Periodical by Samuel Johnson

The Rambler was a periodical (strictly, a series of short papers) by Samuel Johnson.

==Description==
The Rambler was published on Tuesdays and Saturdays from 1750 to 1752 and totals 208 articles. It was Johnson's most consistent and sustained work in the English language. Though The Rambler was superficially similar to earlier publications such as The Spectator and The Tatler, Johnson made his periodical unique by using a style of prose which differed from that of the time period. The most popular publications of the day were written in the common or colloquial language of the people whereas The Rambler was written in elevated prose. The Rambler discussed subjects such as morality, literature, society, politics, and religion. Johnson included quotes and ideas in his publication from Renaissance humanists such as Desiderius Erasmus and René Descartes. His writings in The Rambler are considered to be neoclassical.

==Purpose==
The Rambler was written primarily for the newfound, rising middle-class of the 18th century, who sought social fluency within aristocratic social circles. It was especially targeted to the middle-class audience that were increasingly marrying into aristocratic families in order to create socio-economic alliances, but did not possess the social and intellectual tools to integrate into those higher social circles which required great understanding of subjects, as listed above in the Description. Copies of The Rambler were written in essay form and were made cheaply available to the middle-class. In his fourth section of The Rambler (31 March 1750), Johnson points out that he would like to "Join both profit and delight in one" in the prelude; that is, provide intellectual profit and literary delight to those who read his work. This desire to "join both profit and delight" streams throughout the publications, and is particularly resonant of Classical literary design. The majority of the subject matter in The Rambler focused more on moral than social issues. In this sense, Johnson's writings were didactic, although he maintains an explorative attitude rather than a strictly instructive voice.

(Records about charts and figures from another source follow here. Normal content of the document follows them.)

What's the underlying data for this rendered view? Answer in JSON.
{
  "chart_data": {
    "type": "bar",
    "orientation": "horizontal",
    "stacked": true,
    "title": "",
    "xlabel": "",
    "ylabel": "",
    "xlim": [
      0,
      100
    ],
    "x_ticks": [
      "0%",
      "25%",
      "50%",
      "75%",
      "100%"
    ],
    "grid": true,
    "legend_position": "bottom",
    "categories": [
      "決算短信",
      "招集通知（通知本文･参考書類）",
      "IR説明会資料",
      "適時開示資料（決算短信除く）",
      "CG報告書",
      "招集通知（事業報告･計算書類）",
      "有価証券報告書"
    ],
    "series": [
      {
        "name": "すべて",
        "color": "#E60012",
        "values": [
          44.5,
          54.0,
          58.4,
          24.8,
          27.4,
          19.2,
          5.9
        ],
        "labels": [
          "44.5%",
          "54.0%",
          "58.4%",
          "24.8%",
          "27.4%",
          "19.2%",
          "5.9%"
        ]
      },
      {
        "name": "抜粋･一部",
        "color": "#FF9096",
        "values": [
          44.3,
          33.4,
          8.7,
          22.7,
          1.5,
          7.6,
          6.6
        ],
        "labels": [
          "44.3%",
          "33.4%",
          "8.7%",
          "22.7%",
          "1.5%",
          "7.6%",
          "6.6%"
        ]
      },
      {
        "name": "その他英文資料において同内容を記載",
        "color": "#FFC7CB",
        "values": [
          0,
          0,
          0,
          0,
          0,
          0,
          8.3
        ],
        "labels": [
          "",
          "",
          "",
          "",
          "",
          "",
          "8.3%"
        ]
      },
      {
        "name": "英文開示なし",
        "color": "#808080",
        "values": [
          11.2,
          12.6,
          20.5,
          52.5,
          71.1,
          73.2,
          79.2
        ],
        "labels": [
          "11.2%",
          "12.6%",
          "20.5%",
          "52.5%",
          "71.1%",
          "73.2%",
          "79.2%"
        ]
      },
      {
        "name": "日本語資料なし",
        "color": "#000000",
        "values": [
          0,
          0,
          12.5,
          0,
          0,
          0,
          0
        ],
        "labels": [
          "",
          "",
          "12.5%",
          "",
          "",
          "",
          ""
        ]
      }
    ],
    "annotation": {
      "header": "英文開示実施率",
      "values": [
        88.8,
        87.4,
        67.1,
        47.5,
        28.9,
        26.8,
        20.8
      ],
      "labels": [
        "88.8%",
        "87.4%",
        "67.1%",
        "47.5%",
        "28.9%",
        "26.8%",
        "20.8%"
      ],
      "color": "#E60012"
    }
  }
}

==Comparison with The Spectator==
As its author lamented in its final essay, "I have never been much a favourite to the publick," the publication was not an immediate success. Perhaps this was due to Johnson's departure from The Spectator, which could be considered his precedent. The latter was a periodical published from 1711 to 1712 by Joseph Addison and Richard Steele, popular for its light treatment of elevated subjects by "enliven[ing] morality with wit." In tone and subject matter, The Rambler was both lengthier and more serious than its popular ancestor in the genre. It also had a strong element of didacticism. The Rambler contained more sermon-like reflective essays and lacked the Spectator's "dramatic" qualities.

There were many, however, who religiously read and appreciated the publication. In his biography of Johnson, James Boswell quotes one contemporary review of The Rambler by Bonnell Thornton and George Colman, "May the publick favours crown his merits, and may not the English, under the auspicious reign of George the Second, neglect a man, who, had he lived in the first century, would have been one of the greatest favourites of Augustus." The Rambler was widely respected for the quality and power of the writing and the masterful use of language and rhetoric.

==Revival==
In 1901, Herbert Vivian produced a magazine called "The Rambler" that he intended as a revival of Johnson's periodical. The revived magazine only lasted until 1902.